Data distribution is a common problem in observation missions. Data gathered by the satellite has to be distributed among different operational centers using different policies: as fast as possible, creating redundant copies, informing interest scientifics about the new available products, etc. All these policies have to be accomplished taking into account features such as:

  • Performance: To transmit data does not require high computational resources. Small machines with simple architectures (therefore cheap machines) must be able to send information across the Internet using a distribution system.

  • Scalability: A data distribution system must deal with hundreds of clients. To add a new center to distribute content must not be a problem in terms of management or scalability. The system must be supposed to grow independently of the number of users.

  • Availability: A distribution system can not stop working, availability is essential. Information must be available at any moment it does not matter where it is or how to get it.

  • Complexity of management/installation: To install a high performance distribution system must be easy. Others distribution/retrieval systems such as GridFTP needs of other systems (e.g. Globus Toolkit) to be installed and working. A good system must be simple enough to be installed and working in a matter of minutes.

  • User satisfaction: In observation missions the final recipient of the information is a member of the scientific community. This person wants to work easily with the maximum amount of data. For this reason, it is important to provide automatic retrieval technologies based on subscriptions. Using this technology a person only needs to communicate his interests to receive automatically useful information. Others system requires the user to download manually files from FTP servers, being a problem when the amount of information is really high.

Aforementioned features are desired by common distribution systems, but in observation missions it is necessary to deal with other specific problems:

  • Heterogeneity: When involving different centers in the distribution, flexibility is a desired feature. Every center can be managed using different policies. For example an observation center uses FTP to distribute data because during a past mission the infrastructure was thought to be FTP. But three other center uses HTTP, and other one uses HTTPS. A distribution system has to be flexible enough to deal transparently with heterogeneous protocols. We can also find heterogeneity at the data level, therefore a generic system not linked with a concrete set of protocols or information is desirable.

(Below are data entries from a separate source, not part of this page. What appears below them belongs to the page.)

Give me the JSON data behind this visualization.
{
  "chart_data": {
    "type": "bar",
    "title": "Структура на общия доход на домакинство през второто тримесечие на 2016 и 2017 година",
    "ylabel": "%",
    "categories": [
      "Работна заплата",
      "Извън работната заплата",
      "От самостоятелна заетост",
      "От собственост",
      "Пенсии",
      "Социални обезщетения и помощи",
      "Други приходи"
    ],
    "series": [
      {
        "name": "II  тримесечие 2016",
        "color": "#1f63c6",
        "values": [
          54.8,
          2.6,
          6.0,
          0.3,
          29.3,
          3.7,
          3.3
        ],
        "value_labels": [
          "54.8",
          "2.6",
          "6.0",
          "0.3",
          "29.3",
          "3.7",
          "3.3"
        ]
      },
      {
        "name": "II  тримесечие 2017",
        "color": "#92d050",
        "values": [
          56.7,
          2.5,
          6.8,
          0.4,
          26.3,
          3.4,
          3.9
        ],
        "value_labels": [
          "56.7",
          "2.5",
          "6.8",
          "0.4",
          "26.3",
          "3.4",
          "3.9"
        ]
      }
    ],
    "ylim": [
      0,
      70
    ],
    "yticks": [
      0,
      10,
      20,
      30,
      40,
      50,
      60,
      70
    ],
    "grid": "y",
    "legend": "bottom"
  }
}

  • Redundancy: Data is fundamental. Using redundancy we increase the availability but in addition, we make information reliable. What happen if we try to download information from a server momentarily not working. In a redundant system other severs would be used in a transparent way, informing about the fallen server.

  • Communities of users: Small scientific communities are the last recipients of the information. These users will probably be interested in the same files and will want the information to be available as soon as it appears. This means that sets of files have to be downloaded by several users at the same time with no problems.